I staged it all out in my head. The plan now was just to try and keep the baby inside me for as long as I could, to make him as strong as I could for surgery. I showed up every day at the hospital to get hooked up to the CTG monitor, to have my growth scans, to get my steroid jabs. I just kept putting one foot in front of another, just trying to keep my head above water.

The harmony test results came in, there was a 99.9% chance the baby would have Down’s syndrome. They were irrelevant by that stage to me. Not to everyone else. Many other people seemed to think this might be the confirmation we needed to take the path most people take. The manager from the fetal medicine centre called me to tell me “it’s bad news I’m afraid” and asked me what I wanted to do next, did I need to speak to someone about the option of not continuing the pregnancy. At my next growth scan I was asked again did I want to continue the pregnancy. That’s three times I was asked did I want to abort my baby in the third trimester. Three times I said no.

It was not all talk of medical problems and abortions. I will never forget the words my obstetrician (who was back from holiday at this point) said to me when he got my harmony test results; “I have some news for you, you’re going to have a very special little boy. I don’t know how much this will mean to you, but I would have made the same decisions as you.” Those words meant the world.

We made it to 36 weeks and 3 days. Then the way the baby moved changed. He didn’t stop moving, or move less. He just moved differently, he felt weaker. I went into hospital twice within 12 hours. Both times the CTG looked fine, however a growth scan showed the dopplers had deteriorated. He was coming today. I hadn’t even packed a hospital bag.

His birth, as it happened, was an amazing experience. I had a c section. I walked up to the operating room, my husband was very excited that it overlooked Stamford bridge. I overheard my obstetrician tell his colleague “I’m really looking forward to meeting this little man.” The first thing Aidan did when he was born was projectile pee everywhere so the room was full of laughter. My husband cut the cord. The NICU team checked him over and aspirated the contents of his stomach, I got a quick cuddle and then he was wheeled off to the NICU. I was sewed up and the team of doctors and midwives I had grown to know so well, all hugged and congratulated me. My husband sent me photos of Aidan so I could show everyone the beautiful little thing we had made and brought into the world safely.

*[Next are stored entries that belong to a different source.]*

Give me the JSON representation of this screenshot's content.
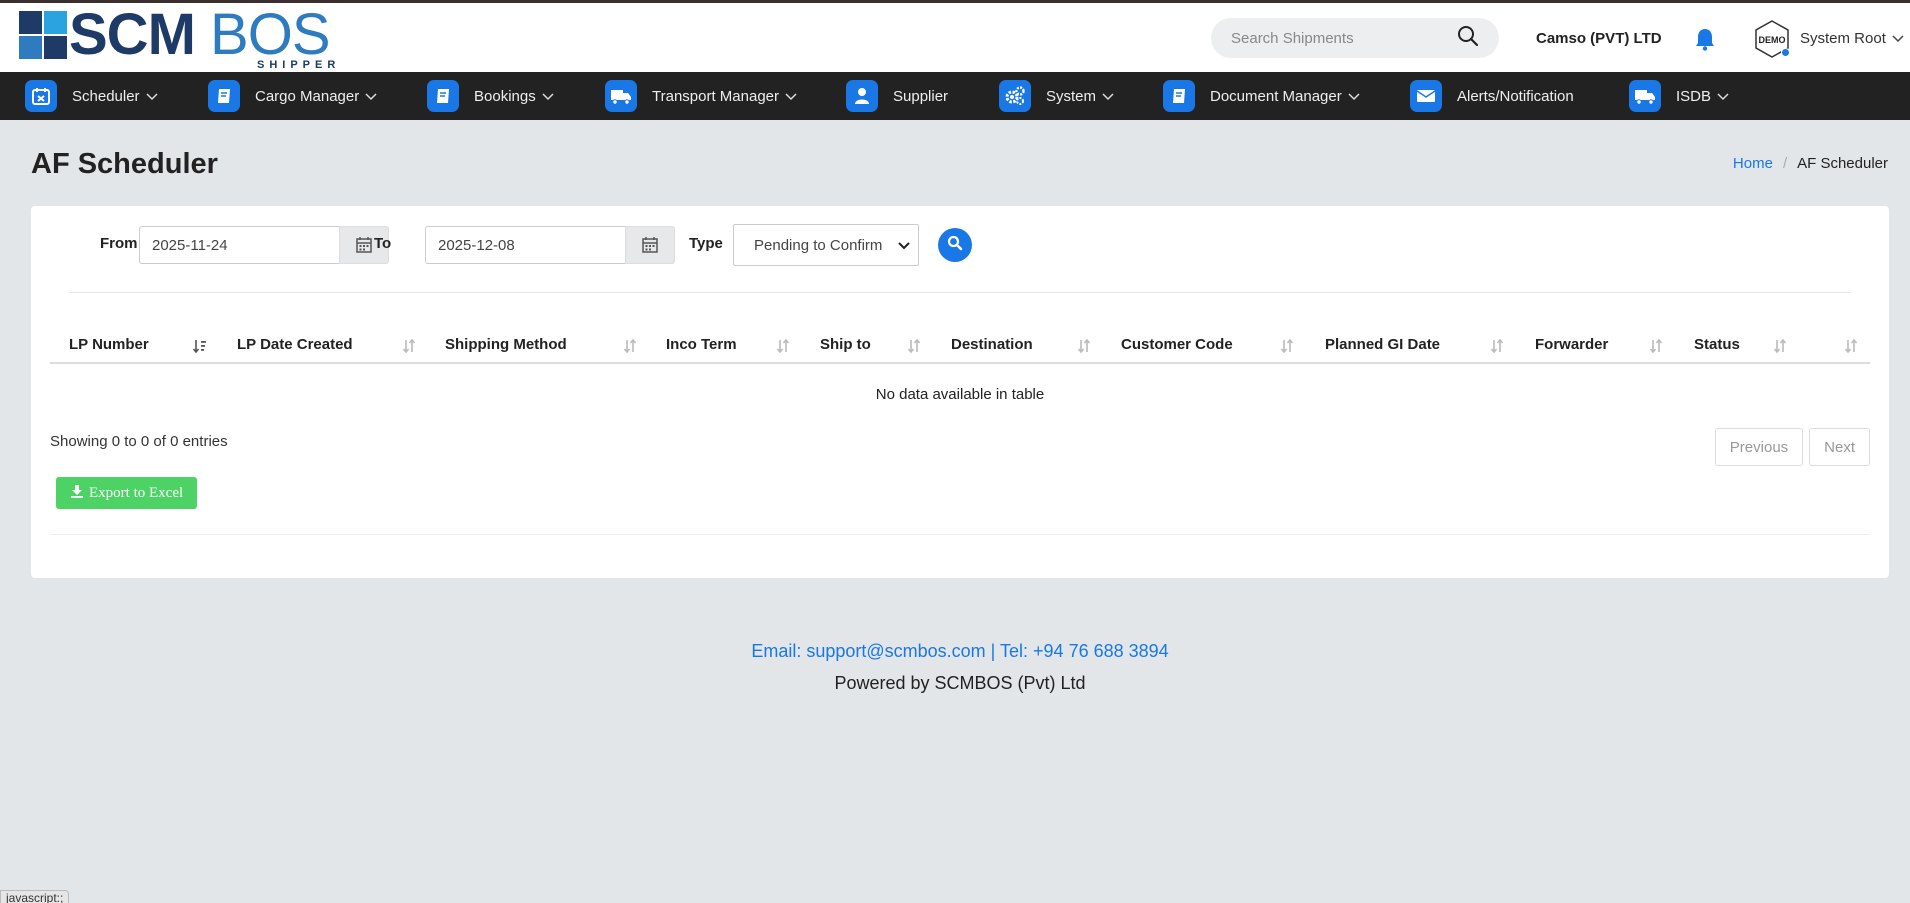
{
  "brand": {
    "logo_main_1": "SCM",
    "logo_main_2": "BOS",
    "logo_sub": "SHIPPER",
    "colors": {
      "dark_blue": "#1d3b66",
      "blue": "#2f7bbf",
      "light_blue": "#2aa3e0",
      "accent": "#1a78e6"
    }
  },
  "header": {
    "search_placeholder": "Search Shipments",
    "company": "Camso (PVT) LTD",
    "user_name": "System Root",
    "avatar_text": "DEMO"
  },
  "nav": {
    "items": [
      {
        "label": "Scheduler",
        "icon": "calendar-icon",
        "has_dropdown": true
      },
      {
        "label": "Cargo Manager",
        "icon": "book-icon",
        "has_dropdown": true
      },
      {
        "label": "Bookings",
        "icon": "book-icon",
        "has_dropdown": true
      },
      {
        "label": "Transport Manager",
        "icon": "truck-icon",
        "has_dropdown": true
      },
      {
        "label": "Supplier",
        "icon": "user-icon",
        "has_dropdown": false
      },
      {
        "label": "System",
        "icon": "gears-icon",
        "has_dropdown": true
      },
      {
        "label": "Document Manager",
        "icon": "book-icon",
        "has_dropdown": true
      },
      {
        "label": "Alerts/Notification",
        "icon": "envelope-icon",
        "has_dropdown": false
      },
      {
        "label": "ISDB",
        "icon": "truck-icon",
        "has_dropdown": true
      }
    ]
  },
  "page": {
    "title": "AF Scheduler",
    "breadcrumb": {
      "home": "Home",
      "current": "AF Scheduler"
    }
  },
  "filters": {
    "from_label": "From",
    "from_value": "2025-11-24",
    "to_label": "To",
    "to_value": "2025-12-08",
    "type_label": "Type",
    "type_value": "Pending to Confirm"
  },
  "table": {
    "columns": [
      "LP Number",
      "LP Date Created",
      "Shipping Method",
      "Inco Term",
      "Ship to",
      "Destination",
      "Customer Code",
      "Planned GI Date",
      "Forwarder",
      "Status"
    ],
    "empty_text": "No data available in table",
    "info": "Showing 0 to 0 of 0 entries",
    "previous": "Previous",
    "next": "Next",
    "export_label": "Export to Excel"
  },
  "footer": {
    "contact": "Email: support@scmbos.com | Tel: +94 76 688 3894",
    "powered": "Powered by SCMBOS (Pvt) Ltd"
  },
  "status_bar": "javascript:;"
}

Aidan is now home from hospital, after a month long stay, and thriving. He is not without his challenges, but also he brings so much joy. I have seen a world of kindness and a depth of love that I hadn’t known before he arrived. I have seen how people will rally around you when you need it; how it takes a village to raise a child; the wonders of the NHS; how magnificently empathetic and brave my eldest boy is – just to name a few. Aidan is only 12 weeks old and already he has changed my family so profoundly, and for the better. I wish I hadn’t been so scared. I wish I still wasn’t so scared sometimes, but we’re just a normal family of four that happens to have some extra genetic material knocking about. He’s just a lovely little baby and not so different after all.